Setelah kembali lagi ke Padangpanjang, Rahmah aktif berpolitik, tetapi sosoknya sebagai pendidik tetap menonjol. Pada tahun 1956, Rahmah dianugerahi gelar Syeikhah dalam sidang Guru Besar Universitas Al-Azhar, Kairo. Gelar kehormatan agama yang tertinggi itu merupakan gelar pertama yang diterima perempuan Indonesia. Pada tahun 1950-an, Rahmah termasuk tokoh Masyumi di Minangkabau yang duduk sebagai anggota DPR mewakili Sumatra Tengah (1955-1958). Perhatian utamanya dalam dunia pendidikan tidak pernah padam. Cita-cita untuk mendirikan Universitas Islam khusus putri terwujud tahun 1967, yaitu dengan berdirinya Fakultas Darasiah Islamiyah (Fakultas Tarbiyah dan Dakwah). Dua tahun setelah itu, pada tanggal 26 Februari 1969, Rahmah El-Yunusiyyah dipanggil Yang Maha Kuasa dalam usia 68 tahun.

Penulis: Nopriyasman
Instansi: Universitas Andalas
Editor: Prof. Dr. Phil. Gusti Asnan

Referensi

Chaniago, Hasril. 2010. 101 Orang Minang di Pentas Sejarah. Padang: Citra Budaya Indonesia.
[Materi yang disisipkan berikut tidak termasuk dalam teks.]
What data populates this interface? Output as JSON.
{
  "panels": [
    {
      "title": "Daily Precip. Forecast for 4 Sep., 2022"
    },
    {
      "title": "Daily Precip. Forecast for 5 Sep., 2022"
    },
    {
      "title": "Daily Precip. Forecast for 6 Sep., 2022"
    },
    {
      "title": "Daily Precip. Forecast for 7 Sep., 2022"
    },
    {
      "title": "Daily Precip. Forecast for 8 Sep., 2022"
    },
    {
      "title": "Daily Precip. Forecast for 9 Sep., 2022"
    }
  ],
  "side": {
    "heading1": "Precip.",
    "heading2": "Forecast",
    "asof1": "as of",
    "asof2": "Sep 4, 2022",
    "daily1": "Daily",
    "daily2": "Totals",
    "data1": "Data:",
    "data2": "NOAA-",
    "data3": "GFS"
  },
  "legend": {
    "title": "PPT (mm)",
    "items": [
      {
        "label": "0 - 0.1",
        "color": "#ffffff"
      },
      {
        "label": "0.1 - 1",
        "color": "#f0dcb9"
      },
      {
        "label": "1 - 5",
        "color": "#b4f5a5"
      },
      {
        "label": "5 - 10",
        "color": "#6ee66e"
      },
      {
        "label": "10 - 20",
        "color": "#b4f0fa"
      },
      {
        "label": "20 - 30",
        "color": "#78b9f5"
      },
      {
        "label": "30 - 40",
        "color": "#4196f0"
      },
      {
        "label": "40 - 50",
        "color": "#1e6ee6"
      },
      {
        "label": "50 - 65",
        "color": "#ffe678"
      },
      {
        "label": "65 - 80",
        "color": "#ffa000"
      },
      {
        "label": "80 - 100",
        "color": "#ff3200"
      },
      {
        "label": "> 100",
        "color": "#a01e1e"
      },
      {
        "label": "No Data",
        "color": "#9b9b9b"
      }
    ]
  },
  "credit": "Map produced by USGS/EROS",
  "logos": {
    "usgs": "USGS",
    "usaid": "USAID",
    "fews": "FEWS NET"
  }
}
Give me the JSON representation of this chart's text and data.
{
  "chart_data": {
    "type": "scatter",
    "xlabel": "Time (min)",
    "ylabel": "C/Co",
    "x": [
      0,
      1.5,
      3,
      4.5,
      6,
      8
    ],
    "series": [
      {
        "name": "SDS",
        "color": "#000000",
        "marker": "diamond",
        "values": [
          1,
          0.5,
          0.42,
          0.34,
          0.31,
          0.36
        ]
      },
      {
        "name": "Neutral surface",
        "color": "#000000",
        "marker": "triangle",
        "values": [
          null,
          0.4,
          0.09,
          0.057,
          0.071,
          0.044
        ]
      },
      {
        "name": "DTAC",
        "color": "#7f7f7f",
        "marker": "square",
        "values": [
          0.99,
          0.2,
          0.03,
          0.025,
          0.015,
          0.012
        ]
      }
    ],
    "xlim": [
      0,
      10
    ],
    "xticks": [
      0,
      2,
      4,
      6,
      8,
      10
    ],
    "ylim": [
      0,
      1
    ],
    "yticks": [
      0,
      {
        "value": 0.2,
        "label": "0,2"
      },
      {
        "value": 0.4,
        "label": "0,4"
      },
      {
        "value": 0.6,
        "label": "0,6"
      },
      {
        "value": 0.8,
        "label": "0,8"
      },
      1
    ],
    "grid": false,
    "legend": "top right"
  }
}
Dewan Redaksi Ensiklopedi Islam. 1997. Ensiklopedi Islam. Jakarta: Ichtiar Baru van  Hoeve.

Noer, Deliar. 1980. Gerakan Moderen Islam di Indonesia 1900-1942. Jakarta: LP3S.

Rasyad, Aminuddin. “Rahmah El Yunusiyyah: Kartini Perguruan Islam”, dalam Abdullah, Taufik (Eds.). 1978. Manusia dalam Kemelut Sejarah. Jakarta: LP3S.

Sugiantoro, Hendra. 2021. Rahmah El-Yunusiyyah dalam Arus Sejarah Indonesia. Yogyakarta: Metapadi Pressindo.

Yuliantri, Rhoma Dwi Aria, dkk. 2015. Tokoh Pemikir Karakter Bangsa. Jakarta: Direktorat Sejarah dan Nilai Budaya Direktorat Jenderal Kebudayaan Kementerian Pendidikan dan Kebudayaan.

Yunus, Yulizal, dkk. 2012. Beberapa Ulama Sumatera Barat II. Padang: Museum Negeri-Pemda Sumbar.